Clearing out the Garage - the Archaeological Report

I'm pleased to release the official archaeological report from the excavation of the Beaker Garage. We had just three days to clear out the garage, prior to hoping to get a couple of cars parked in it in the New Year.

The initial excavation revealed the sort of things you expect on the top layer of a garage - empty cardboard boxes from various electrical devices, old car tyres, a couple of bikes someone was hoping to get round to fixing, and an old fridge-freezer that has been "on its way to the dump" for several years.

Just below the carrier bags that underlay this stratum, we found Burton's old Harley Davidson. He bought it during his second, "difficult", mid-life crisis, rode it once, was terrified and put it at the back of the garage to avoid temptation. He was so pleased he went off to ride it round the grounds.

As we dug down we found evidence of a tea light-using community, as evidenced by thousands of half-burnt tea lights and old matches. We suspect that they may have had a particular fondness for Mother Julian of Norwich, to judge by the number of hazelnuts they had piled up - certainly they weren't eating them. They also used a variety of sandstone, limestone and mud-stone pebbles in worship, leaving us to believe that these people may have been the origin of the traditional Beaker saga, "When Hnaef had a holiday in Dorset". A copy of "The Hymns of Sydney Carter" could be found in this layer with burn marks and a meat skewer driven into it, leading us to think it may have been ceremonially sacrificed.

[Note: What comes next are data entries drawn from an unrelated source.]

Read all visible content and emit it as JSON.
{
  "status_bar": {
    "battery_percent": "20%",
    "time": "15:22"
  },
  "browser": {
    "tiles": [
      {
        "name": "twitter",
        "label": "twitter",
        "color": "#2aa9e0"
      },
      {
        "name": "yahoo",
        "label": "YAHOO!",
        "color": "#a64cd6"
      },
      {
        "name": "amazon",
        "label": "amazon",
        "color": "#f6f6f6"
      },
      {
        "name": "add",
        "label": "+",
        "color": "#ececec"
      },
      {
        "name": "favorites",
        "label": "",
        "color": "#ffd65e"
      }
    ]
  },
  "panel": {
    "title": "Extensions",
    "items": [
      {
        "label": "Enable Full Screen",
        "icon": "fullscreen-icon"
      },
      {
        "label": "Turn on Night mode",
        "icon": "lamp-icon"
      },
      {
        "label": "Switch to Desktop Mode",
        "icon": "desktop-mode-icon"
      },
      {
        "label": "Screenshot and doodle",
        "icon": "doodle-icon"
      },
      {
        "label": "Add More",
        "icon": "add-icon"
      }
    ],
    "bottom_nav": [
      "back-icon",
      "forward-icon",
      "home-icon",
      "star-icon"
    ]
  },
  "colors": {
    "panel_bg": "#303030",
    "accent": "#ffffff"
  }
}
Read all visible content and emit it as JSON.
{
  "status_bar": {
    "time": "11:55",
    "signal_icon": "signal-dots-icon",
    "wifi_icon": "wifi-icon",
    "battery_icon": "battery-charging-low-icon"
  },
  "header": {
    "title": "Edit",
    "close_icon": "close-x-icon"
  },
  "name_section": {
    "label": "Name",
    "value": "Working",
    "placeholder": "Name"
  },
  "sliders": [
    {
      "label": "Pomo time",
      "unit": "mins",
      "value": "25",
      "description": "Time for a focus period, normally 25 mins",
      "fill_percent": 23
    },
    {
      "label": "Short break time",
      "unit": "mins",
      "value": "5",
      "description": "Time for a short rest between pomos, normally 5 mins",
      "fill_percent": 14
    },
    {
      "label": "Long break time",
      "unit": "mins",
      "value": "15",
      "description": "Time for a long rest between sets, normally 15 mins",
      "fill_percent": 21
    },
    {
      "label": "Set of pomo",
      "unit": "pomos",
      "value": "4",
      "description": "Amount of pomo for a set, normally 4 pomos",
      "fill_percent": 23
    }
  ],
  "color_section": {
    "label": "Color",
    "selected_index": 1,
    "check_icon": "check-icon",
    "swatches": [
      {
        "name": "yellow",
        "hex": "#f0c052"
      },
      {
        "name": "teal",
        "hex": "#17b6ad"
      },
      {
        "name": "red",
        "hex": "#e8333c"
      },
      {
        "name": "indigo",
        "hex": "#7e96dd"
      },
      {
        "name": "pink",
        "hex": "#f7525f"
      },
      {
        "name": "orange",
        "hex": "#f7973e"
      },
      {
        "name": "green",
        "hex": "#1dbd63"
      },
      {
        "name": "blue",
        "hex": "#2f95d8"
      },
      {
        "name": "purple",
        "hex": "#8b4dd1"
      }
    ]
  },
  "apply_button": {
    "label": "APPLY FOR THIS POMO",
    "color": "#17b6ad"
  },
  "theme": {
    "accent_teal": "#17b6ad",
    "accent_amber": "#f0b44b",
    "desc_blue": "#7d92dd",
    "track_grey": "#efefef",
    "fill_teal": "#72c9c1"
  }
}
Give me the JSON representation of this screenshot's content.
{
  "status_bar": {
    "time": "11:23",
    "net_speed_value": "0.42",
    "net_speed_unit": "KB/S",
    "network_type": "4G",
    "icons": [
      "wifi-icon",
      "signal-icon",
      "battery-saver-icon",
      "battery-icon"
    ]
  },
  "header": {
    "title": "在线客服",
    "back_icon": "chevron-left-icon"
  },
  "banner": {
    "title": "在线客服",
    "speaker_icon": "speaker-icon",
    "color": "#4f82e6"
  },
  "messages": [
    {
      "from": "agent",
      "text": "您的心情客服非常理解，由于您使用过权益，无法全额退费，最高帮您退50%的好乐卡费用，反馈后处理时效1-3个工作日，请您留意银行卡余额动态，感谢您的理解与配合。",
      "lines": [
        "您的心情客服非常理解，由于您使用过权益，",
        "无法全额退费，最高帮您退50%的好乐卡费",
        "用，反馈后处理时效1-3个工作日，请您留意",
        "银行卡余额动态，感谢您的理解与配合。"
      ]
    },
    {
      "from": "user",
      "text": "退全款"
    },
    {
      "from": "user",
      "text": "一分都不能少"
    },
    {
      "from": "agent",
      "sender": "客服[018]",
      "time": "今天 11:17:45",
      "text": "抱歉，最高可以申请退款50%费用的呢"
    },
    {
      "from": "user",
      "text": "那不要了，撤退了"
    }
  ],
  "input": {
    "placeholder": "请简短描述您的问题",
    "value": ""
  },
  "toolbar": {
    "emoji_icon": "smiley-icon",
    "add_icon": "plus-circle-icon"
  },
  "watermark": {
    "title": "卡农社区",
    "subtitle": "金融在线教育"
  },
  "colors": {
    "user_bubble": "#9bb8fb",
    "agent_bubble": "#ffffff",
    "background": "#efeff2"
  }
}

Under an unexpected layer of Betamax videos - suggesting we were dealing with a community that habitually made the wrong choices - we uncovered a civilisation so incredibly old that they still thought that Filofaxes were a pretty neat idea. However the Filofax evidence was mixed up with some broken Go-Go Hamsters and a collection of Pokemon cards, leading us to think that what we were looking at was a previous, failed attempt to get the garage cleared. The evidence being so badly contaminated - we found a Spectrum 48K, a hula-hoop and a Rubik's Cube in the same layer at one point - we had to progress carefully using small trowels and brushes. The skull of Piltdown Man we found in this layer was almost certainly a fake, and there's certainly no way he would ever have used the Philips Radiogram.

So we are pleased that the evidence has been fully analysed. We have discovered that the garage has been in use continuously for anything up to 50 years, by a series of peoples who combined being incredibly profligate with the goods they used, with never wanting to thrown anything away just in case it came in handy. In deference to their sacred memory, we've loaded the lot up in a series of skips and sent it for landfill.

Meanwhile, we're very excited about the chance to use the garage for parking cars in, which we're pretty sure was their original purpose. And we're going to be parking those cars in the garage, just as soon as Hnaef has removed all the boxes, expanded polystyrene and old wrapping paper that he's parked in there "for a week or so, so I can get the front room clear after Christmas". And once Bernie has removed the old cooker that he's just cleared out to be replaced with his new exciting Beaker peat stove. And when we've worked out whether we can fix Burton's Harley, which he's just ridden into a tree. Thankfully, being Burton, he was only doing about 4mph at the time.

In fact, from where I'm standing, the garage looks just as bad as it did before we started. Maybe next year.